Making Sense of Your Digital Investments
I think the problem most companies have, whether they are large or small is that it’s very difficult to measure that asset value of a digital investment. Sometimes it’s almost like taking a leap faith in that you believe it will pay off and its the right thing to do.
I don’t think that companies have to do this anymore. There are ways to put value on digital assets and I think putting some value behind all of this will help companies better understand their investment.
Tangible assets are more clear-cut. It’s definitely possible to assign a real value to them. Here are some examples:
Your domain name has value. In most cases, your domain name might only be worth a small amount but it could be a premium domain worth a real value. The more you build your brand in tandem with your domain name, the more valuable your domain could become.
In some cases, you may have real servers or digital infrastructure powering your software or websites. This has real tangible value. More and more companies are moving to the cloud so this is not usually the case but is still worth noting.
This isn’t always the easiest to quantify but images, videos, and other media assets do have value. I would put a conservative value on images, videos, and other content based on what you paid for them. It should probably be slightly less than what you paid, as typically the value might decrease as time goes on and the quality of new digital assets improves.
Written content has value. Blog posts, product content, landing pages, etc are valuable. They are the cornerstone of SEO. I would roughly estimate how much time it takes to write a quality post and pay that person for that time, and gauge the value that way. However, older content may lose value over time.
Social following has massive tangible value. If you have a following of 100,000 that has real value. The engagement of the following matters. I would look at the cost to pay to reach your following via paid ads and calculate that way. Let’s say it costs x per month to reach your following. Your following can be reached for free so you could argue its worth at least 12x per year.
People buy email lists. A quality email list has value. Estimate how much someone might pay for a high-quality email list in your niche. It could be worth thousands if not tens of thousands.
Leads / Sales:
If your site generates x leads per month that close to x business that has value. You can also determine this easily if you have an eCommerce site that generates x business per year.
Intangible assets are often times the most valuable assets but they are harder to quantify. How much is a brand worth? How much is a logo worth? How much is a first-page ranking worth? These are all hard questions to answer without heavy bias.
Design & Branding:
Design and branding are probably some of the most subjective things and hardest to quantify. Ironically, they also can have massive value. I would try and take an objective view just to be conservative. How much would it cost to pay someone to create a nice style guide, website design, or other designs you have. It might be a few thousand, or it could be hundreds of thousands. At least you know there is a floor value there that would be hard to replicate with less money.
Software / Code Base:
This is also incredibly hard to quantify, but it’s definitely possible to put a real value on it. How long would it take to pay in-house software engineers to build this code base or software? A year, two years, two months? What salary would they need? How good is the code, and how new is the software? An old codebase is probably worth far less. I think most companies underestimate how much it would cost to do this, which is why most companies are fay behind when it comes to digital. This is a massive investment that should not be under-appreciated or undervalued.

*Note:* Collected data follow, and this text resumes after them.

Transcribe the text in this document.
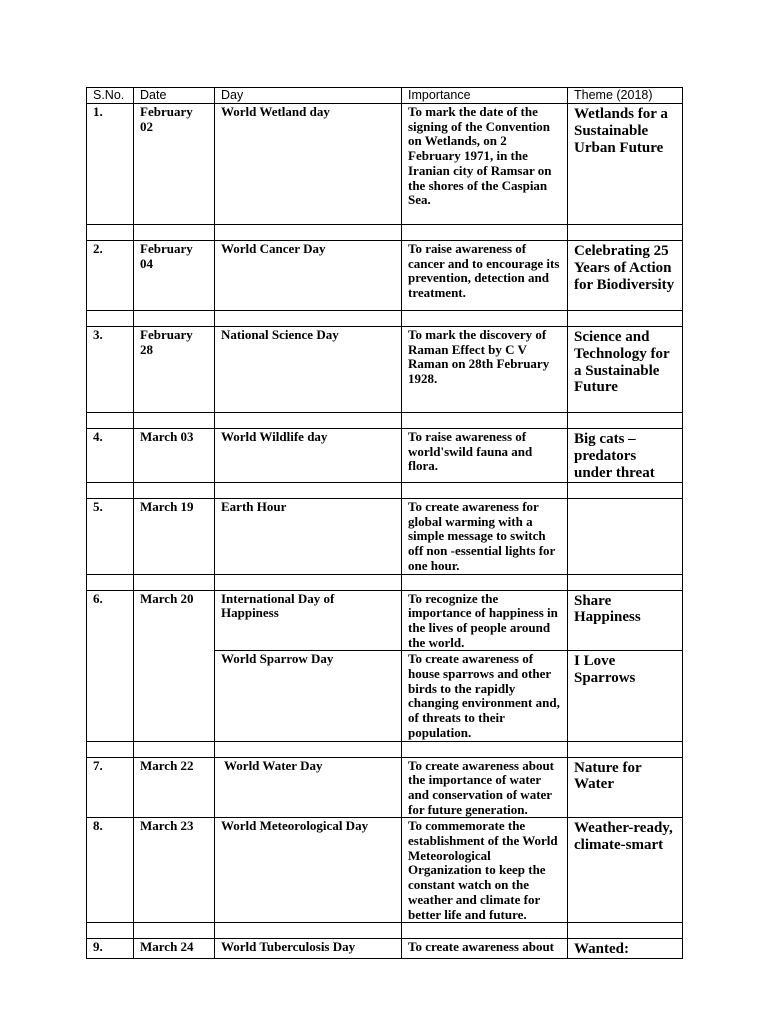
S.No.	Date	Day	Importance	Theme (2018)
1.	February 02	World Wetland day	To mark the date of the signing of the Convention on Wetlands, on 2 February 1971, in the Iranian city of Ramsar on the shores of the Caspian Sea.	Wetlands for a Sustainable Urban Future

2.	February 04	World Cancer Day	To raise awareness of cancer and to encourage its prevention, detection and treatment.	Celebrating 25 Years of Action for Biodiversity

3.	February 28	National Science Day	To mark the discovery of Raman Effect by C V Raman on 28th February 1928.	Science and Technology for a Sustainable Future

4.	March 03	World Wildlife day	To raise awareness of world'swild fauna and flora.	Big cats – predators under threat

5.	March 19	Earth Hour	To create awareness for global warming with a simple message to switch off non -essential lights for one hour.	

6.	March 20	International Day of Happiness	To recognize the importance of happiness in the lives of people around the world.	Share Happiness
		World Sparrow Day	To create awareness of house sparrows and other birds to the rapidly changing environment and, of threats to their population.	I Love Sparrows

7.	March 22	World Water Day	To create awareness about the importance of water and conservation of water for future generation.	Nature for Water
8.	March 23	World Meteorological Day	To commemorate the establishment of the World Meteorological Organization to keep the constant watch on the weather and climate for better life and future.	Weather-ready, climate-smart

9.	March 24	World Tuberculosis Day	To create awareness about	Wanted:
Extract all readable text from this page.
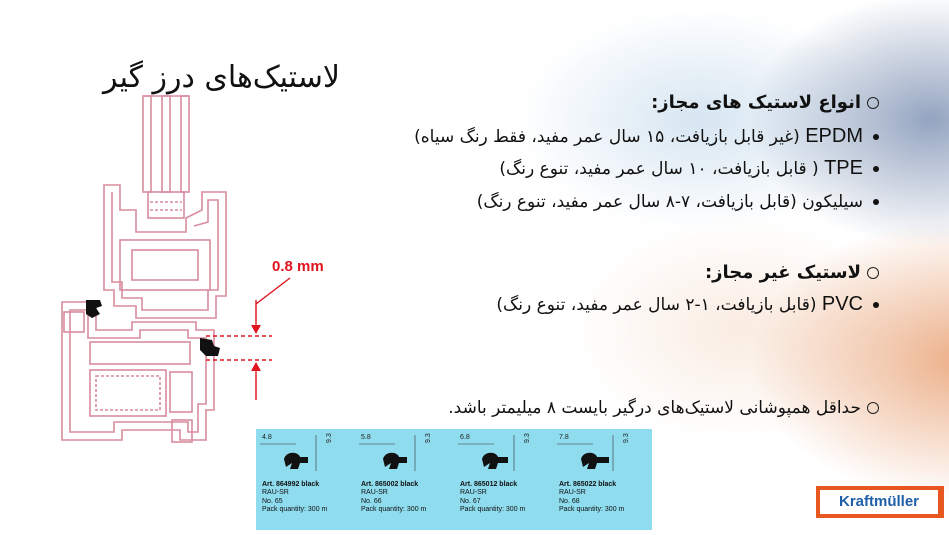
لاستیک‌های درز گیر
انواع لاستیک های مجاز:
EPDM (غیر قابل بازیافت، ۱۵ سال عمر مفید، فقط رنگ سیاه)
TPE ( قابل بازیافت، ۱۰ سال عمر مفید، تنوع رنگ)
سیلیکون (قابل بازیافت، ۷-۸ سال عمر مفید، تنوع رنگ)
لاستیک غیر مجاز:
PVC (قابل بازیافت، ۱-۲ سال عمر مفید، تنوع رنگ)
حداقل همپوشانی لاستیک‌های درگیر بایست ۸ میلیمتر باشد.
0.8 mm
4.8	9.3
Art. 864992 black
RAU-SR
No. 65
Pack quantity: 300 m
5.8	9.3
Art. 865002 black
RAU-SR
No. 66
Pack quantity: 300 m
6.8	9.3
Art. 865012 black
RAU-SR
No. 67
Pack quantity: 300 m
7.8	9.3
Art. 865022 black
RAU-SR
No. 68
Pack quantity: 300 m	Kraftmüller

Good engineers are expensive and managing projects are hard. This should be one of your largest digital assets.
SEO / Analytics:
Having all your data tracked via Google Analytics or even more advanced tools can be extremely valuable. This has value and setting it up takes time.
SEO also has a lot of value too. With SEO you can simply look at how much traffic you are getting and how much it would cost to pay for ads for that traffic. It might not be an exact match because not all SEO traffic is good business oriented traffic but it still has brand value. There is certainly a value to SEO traffic.
Setting up good development operations takes some upfront investment. There is value to this and having it in place is important. I would definitely assign some value to dev ops and a good dev ops process. Maybe not a huge value but it has some value.
Paid Campaigns Setup:
Setting up high-quality paid advertising campaigns take a lot of time. If you have some high-quality campaigns setup that are profitable, this is extremely valuable. Having this setup is certainly worth something, at the very least a few days worth of a marketing manager, if not much more because of all the valuable tweaks you made.
Marketing Automation Setup:
Setting up marketing automation can take months or even years. The setup here is valuable and is not something that can easily be replicated if its complex and has many different steps. I would certainly assign some value here based on the cost to set this up.
Setting up platforms and integrating them successfully takes a lot of time. This can have a huge technical manpower cost and high value in terms of hours saved through integrations. I would calculate both the cost to set up your integrations and the time saved via the integrations. Integrations can have a huge business impact in terms of reducing man hours and making your company far more efficient.
Every company is in some form of technical debt. So if you have a lot of very old digital assets, you may have to eventually spend a lot of money to upgrade. Technical debt should be factored into your digital assets, however, I don’t think its fair to say because you have technical debt your digital assets are worthless. I would compare your technical debt with competitors. This is hard to do because you don’t know their inner-workings but you may be able to gauge how old their systems are or find some useful info about them. If they have much older systems your technical debt might not be so problematic because they have a much bigger hole to get out of.